One of the biggest questions in this situation is the ethics of should the dealer tell the customer about these devices or use the device for insurance of the companies investments. The economic conditions with which these types of devices are used tells the story of why they are needed. Some customers are so desperate to get a vehicle that they will agree to anything being put on it even if it means the vehicle can be disabled or located for possible repossession. However, some unscrupulous used car dealers may simply put the tracking device on the vehicle without disclosing the fact to the customer.
On the other hand, someone spending hundreds of thousands of dollars on a high end sport car or a luxury vehicle wants to know that if anything happens to it, it can be located quickly as possible. Sometimes the dealers install GPS trackers on new cars while they are still on the lot. Several years ago in Central Florida a Chevrolet dealer had a brand new, high end Corvette on the lot with an equally high end LoJack system. Realizing one morning that the car was missing, the dealer called LoJack and was informed that according to the signal, the car was still on the property. A few weeks later the water level in a retention pond dropped to reveal the missing Corvette. Someone had lost control of it while trying to steal it and had driven it into the pond. As the LoJack had signaled, the car was still on the property.
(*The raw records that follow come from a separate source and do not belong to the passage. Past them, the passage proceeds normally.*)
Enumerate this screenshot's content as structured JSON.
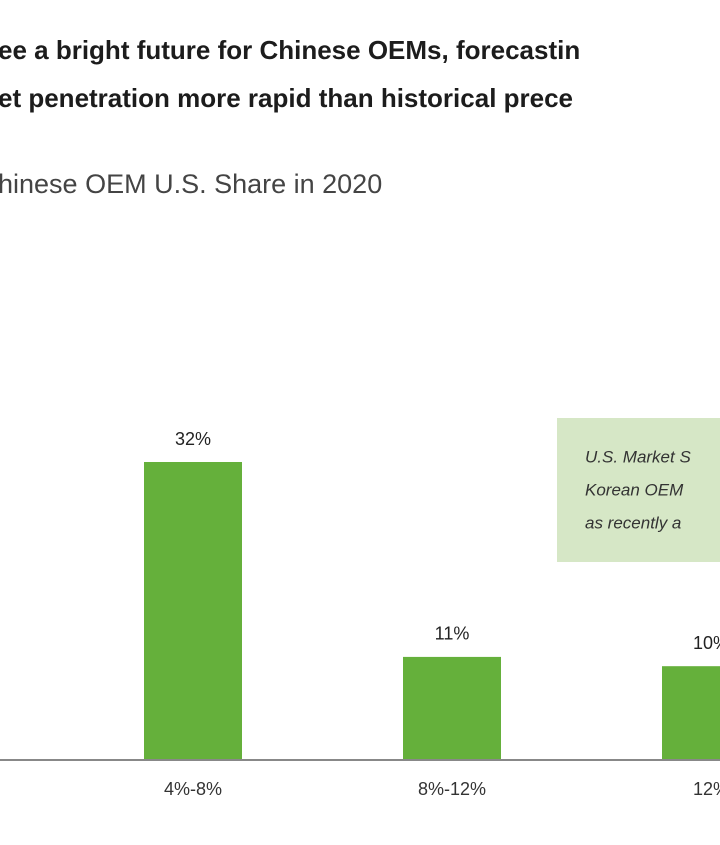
{
  "chart_data": {
    "type": "bar",
    "title": [
      "ee a bright future for Chinese OEMs, forecastin",
      "et penetration more rapid than historical prece"
    ],
    "subtitle": "hinese OEM U.S. Share in 2020",
    "annotation": [
      "U.S. Market S",
      "Korean OEM",
      "as recently a"
    ],
    "categories": [
      "4%-8%",
      "8%-12%",
      "12%"
    ],
    "values": [
      32,
      11,
      10
    ],
    "value_labels": [
      "32%",
      "11%",
      "10%"
    ],
    "color": "#65b03b"
  }
}
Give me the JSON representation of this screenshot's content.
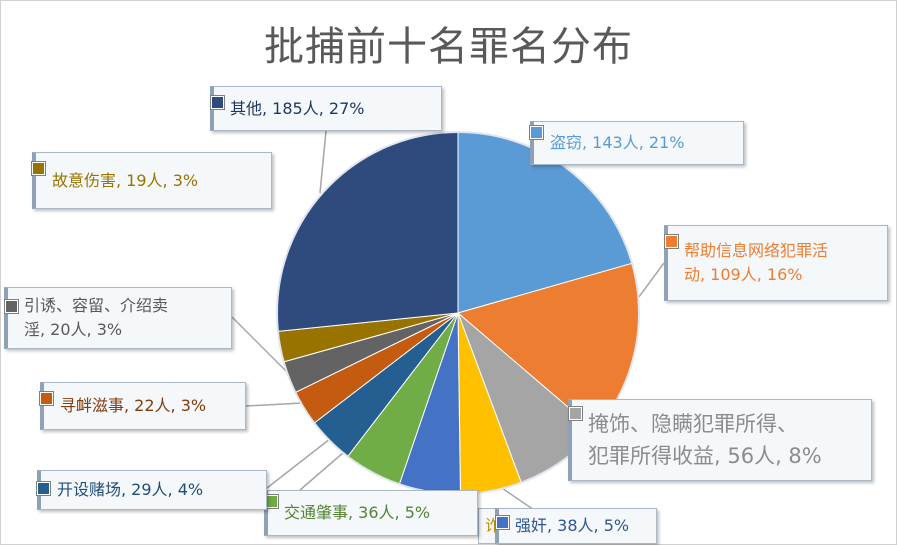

There are several companies offering dealers devices to track and sometimes even disable vehicles. LoJack, Linxup, Goldstar GPS, Teletrac and many others. Some units can be programmed so that cars can't be driven outside a certain mileage range or the dealer can be notified if the vehicle has not been moved in several days. It is a sad fact that in this day and age and these economic times, dealers feel the need to use technology that can be such a convenience for the everyday driver in such a way that it seems sneaky and underhanded.